Entscheidend wird sein, ob man die Offense der Rockets in den Griff bekommt. Dual-threat QB Mitchell Guadagni ist der leading Rusher, hat im Passing allerdings noch nicht ganz die Klasse seines Vorgänger Logan Woodside offenbart. Macht allerdings insofern nichts, weil Toledo das beste Receiving-Trio der MAC hat (griffig zusammengefasst unter Thompson, Johnson & Johnson), das immer für ein Big Play gut ist (gemeinsam bisher 15 Receiving TDs). Eine schwere Aufgabe für Buffalos Secondary um CB Cameron Lewis, die bisher über ihren Erwartungen gespielt hat. Dennoch halte ich es für besser, sich von den Receivern schlagen zu lassen als von Guadagnis Läufen. Mal sollte ihn unbedingt diszipliniert in der Pocket halten.

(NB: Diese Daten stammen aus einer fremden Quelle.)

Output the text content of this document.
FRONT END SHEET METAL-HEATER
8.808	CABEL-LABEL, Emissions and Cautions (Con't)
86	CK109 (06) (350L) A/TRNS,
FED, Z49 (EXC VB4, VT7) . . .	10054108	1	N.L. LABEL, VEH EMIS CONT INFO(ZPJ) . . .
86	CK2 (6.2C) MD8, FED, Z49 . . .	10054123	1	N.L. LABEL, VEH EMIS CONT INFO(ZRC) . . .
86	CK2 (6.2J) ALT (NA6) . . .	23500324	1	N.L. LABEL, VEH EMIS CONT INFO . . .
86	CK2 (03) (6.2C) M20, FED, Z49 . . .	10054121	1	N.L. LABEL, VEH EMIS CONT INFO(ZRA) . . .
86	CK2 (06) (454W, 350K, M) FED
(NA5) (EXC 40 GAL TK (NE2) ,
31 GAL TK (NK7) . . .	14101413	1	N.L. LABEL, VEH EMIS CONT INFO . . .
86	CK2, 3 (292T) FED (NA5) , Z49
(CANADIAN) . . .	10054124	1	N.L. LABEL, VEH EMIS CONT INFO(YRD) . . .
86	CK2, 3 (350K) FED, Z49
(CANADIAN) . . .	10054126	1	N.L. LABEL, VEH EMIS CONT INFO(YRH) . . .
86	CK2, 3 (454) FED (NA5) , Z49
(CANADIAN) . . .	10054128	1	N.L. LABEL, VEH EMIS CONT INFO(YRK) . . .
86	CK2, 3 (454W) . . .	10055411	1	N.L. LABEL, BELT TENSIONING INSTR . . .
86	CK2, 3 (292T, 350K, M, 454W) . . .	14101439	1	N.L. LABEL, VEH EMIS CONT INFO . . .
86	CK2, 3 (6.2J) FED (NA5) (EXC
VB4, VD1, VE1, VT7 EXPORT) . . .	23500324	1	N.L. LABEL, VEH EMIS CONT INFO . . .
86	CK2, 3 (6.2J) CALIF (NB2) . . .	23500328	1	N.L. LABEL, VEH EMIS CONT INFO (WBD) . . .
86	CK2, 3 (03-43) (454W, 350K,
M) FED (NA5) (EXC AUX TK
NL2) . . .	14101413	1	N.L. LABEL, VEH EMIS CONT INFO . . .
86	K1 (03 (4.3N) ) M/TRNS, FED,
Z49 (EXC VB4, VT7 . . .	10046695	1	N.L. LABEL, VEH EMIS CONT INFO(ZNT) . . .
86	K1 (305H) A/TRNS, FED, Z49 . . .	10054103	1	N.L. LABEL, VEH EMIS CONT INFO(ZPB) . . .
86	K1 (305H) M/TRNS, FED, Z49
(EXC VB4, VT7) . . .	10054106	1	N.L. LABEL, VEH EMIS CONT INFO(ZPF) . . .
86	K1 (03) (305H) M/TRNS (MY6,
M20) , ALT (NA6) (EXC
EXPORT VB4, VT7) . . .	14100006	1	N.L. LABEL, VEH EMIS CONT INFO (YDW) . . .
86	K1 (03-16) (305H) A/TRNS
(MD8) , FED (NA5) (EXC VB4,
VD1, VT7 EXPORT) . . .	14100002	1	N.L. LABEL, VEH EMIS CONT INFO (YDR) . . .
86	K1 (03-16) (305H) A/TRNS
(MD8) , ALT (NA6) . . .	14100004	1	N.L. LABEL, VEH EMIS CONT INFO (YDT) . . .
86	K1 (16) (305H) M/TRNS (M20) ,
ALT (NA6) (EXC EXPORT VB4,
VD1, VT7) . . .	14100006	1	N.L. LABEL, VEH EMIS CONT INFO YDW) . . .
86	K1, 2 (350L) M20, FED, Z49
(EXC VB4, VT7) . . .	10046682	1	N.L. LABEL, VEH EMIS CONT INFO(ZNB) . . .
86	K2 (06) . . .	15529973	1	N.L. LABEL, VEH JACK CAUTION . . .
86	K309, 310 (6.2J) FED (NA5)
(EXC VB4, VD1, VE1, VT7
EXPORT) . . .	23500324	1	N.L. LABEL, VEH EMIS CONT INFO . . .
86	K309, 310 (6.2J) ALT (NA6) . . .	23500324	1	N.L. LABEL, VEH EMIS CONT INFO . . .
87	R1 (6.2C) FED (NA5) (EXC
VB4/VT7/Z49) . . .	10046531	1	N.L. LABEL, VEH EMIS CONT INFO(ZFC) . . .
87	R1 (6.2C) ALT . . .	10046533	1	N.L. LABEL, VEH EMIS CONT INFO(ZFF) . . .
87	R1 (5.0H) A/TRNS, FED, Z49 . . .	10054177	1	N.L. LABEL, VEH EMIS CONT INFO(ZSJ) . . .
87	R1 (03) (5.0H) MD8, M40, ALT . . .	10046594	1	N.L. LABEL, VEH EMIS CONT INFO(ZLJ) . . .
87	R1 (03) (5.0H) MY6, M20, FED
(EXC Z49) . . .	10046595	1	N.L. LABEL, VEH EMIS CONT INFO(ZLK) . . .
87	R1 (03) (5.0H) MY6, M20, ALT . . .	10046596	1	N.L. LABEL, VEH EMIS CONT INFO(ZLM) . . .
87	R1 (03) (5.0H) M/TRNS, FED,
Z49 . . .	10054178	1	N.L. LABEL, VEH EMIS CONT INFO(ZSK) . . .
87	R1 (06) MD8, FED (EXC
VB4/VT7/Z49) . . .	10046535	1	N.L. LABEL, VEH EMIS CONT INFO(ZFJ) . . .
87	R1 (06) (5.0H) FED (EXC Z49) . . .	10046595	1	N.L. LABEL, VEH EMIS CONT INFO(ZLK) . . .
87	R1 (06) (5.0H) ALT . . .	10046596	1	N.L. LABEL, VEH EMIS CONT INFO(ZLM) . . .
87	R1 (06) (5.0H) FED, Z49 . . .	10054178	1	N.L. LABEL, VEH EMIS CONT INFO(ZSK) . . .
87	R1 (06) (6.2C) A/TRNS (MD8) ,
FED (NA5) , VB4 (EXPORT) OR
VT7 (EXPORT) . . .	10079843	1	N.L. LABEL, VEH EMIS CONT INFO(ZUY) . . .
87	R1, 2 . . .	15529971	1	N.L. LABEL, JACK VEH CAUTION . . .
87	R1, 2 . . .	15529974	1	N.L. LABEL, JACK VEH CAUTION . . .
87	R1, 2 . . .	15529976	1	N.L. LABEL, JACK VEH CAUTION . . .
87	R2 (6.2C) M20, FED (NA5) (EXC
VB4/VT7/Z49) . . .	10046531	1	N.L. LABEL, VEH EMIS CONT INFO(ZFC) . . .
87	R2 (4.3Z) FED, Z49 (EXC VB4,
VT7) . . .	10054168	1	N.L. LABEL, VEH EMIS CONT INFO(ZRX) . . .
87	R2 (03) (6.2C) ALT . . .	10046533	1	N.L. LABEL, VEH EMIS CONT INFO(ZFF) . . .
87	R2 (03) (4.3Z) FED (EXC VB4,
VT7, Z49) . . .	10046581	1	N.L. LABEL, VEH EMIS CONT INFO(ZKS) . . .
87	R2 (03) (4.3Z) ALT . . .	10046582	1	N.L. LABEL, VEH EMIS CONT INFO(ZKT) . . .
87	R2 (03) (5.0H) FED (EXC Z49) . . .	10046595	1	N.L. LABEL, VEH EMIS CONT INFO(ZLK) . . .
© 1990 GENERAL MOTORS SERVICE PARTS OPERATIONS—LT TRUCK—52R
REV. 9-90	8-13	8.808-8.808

Toledos Defense ist dagegen so schwach wie seit Jahren nicht, vor allem können sie den gegnerischen Lauf überhaupt nicht stoppen. Umso besser für die Bulls, dass ihr formidables Freshman-RB-Duo Kevin Marks und Jaret Patterson in Topform ist. Zudem hatte Toledo riesige Probleme mit den Läufen von Eastern Michigans dual-threat QB Mike Glass, von daher könnten sich die Bulls (wie schon im letzten Spiel gegen Akron) dazu entscheiden, ihren QB Tyree Jackson wieder etwas mehr laufen zu lassen. Ganz wichtig wäre darüber hinaus, dass der angeschlagene WR Anthony Johnson mehr Spielzeit sieht, da das Passing Game unter seiner Abwesenheit doch merklich litt.
Auch wenn um 18:00 Uhr die meisten Augen auf andere Spiele gerichtet sein werden: Hier könnte es für alle Offense-Fans einiges zu bestaunen geben. Shootout Alert.